Odkrywca wymazany z kart historii   

Dodano 2019-06-03, w dziale inne - archiwum

”Na to wybrzeże do mojego plemienia docierało wielu różnych Europejczyków. Niemcy, Francuzi, Anglicy. Wszyscy oni mieli jeden cel. Podbój. Pragnęli jedynie zagarnąć nasze ziemie. Natomiast wasz rodak przybył tu jako przyjaciel i tak został przyjęty przez mojego prapradziadka.
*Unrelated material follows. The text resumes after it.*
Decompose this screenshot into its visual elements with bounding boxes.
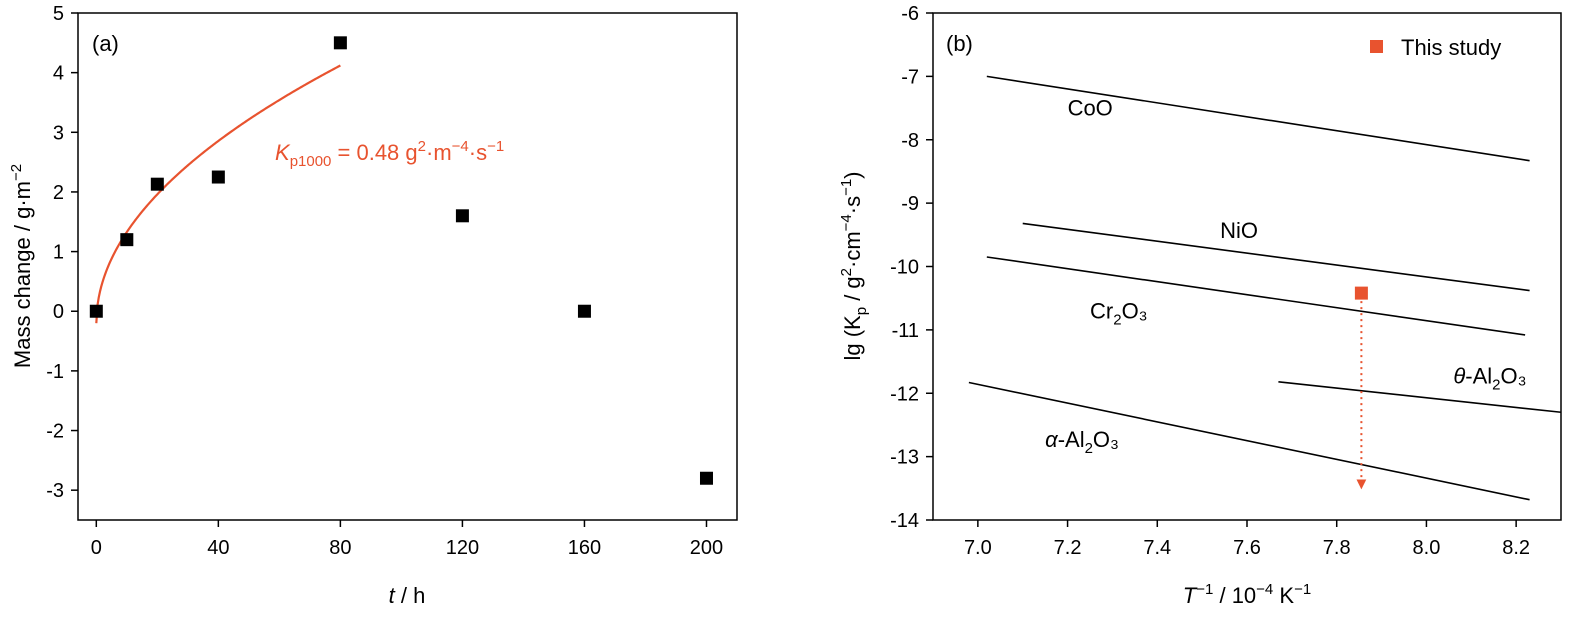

Jak twierdził mój prapradziadek, który widział w nim człowieka odważnego i bardzo zdeterminowanego, chciał on poznać naszą kulturę, nauczyć się naszego języka i nam pomóc, a tego się nie zapomina.” - tak polskiego podróżnika, odkrywcę i badacza Afryki z końca XIX wieku, Stefana Szolca-Rogozińskiego, wspominał król ludu Mondoli w Kamerunie, dr Ekoka Andrew Molindo, który dwa lata temu gościł w naszej ojczyźnie.

/pliki/zdjecia/szul1_0.jpg W roku 1882 pierwsza polska ekspedycja naukowo - badawcza, kierowana przez 21-letniego Polaka, członka Towarzystwa Geograficznego w Paryżu, dotarła po kilku miesiącach rejsu do brzegów Kamerunu, ostatnich, mało zbadanych jeszcze miejsc na Ziemi, skąd wyruszyła w dalszą drogą w głąb Afryki Zachodniej. Szolc-Rogozińskiemu towarzyszyli w tej eskapadzie czterej inni Polacy: Klemens Tomczek, Leopold Janikowski, Władysław Ostaszewski i Józef Hirszenfeld-Mielecki. Ich wyprawa przerodziła się w ogromny sukces, gdyż dokonali tam wielu pionierskich odkryć.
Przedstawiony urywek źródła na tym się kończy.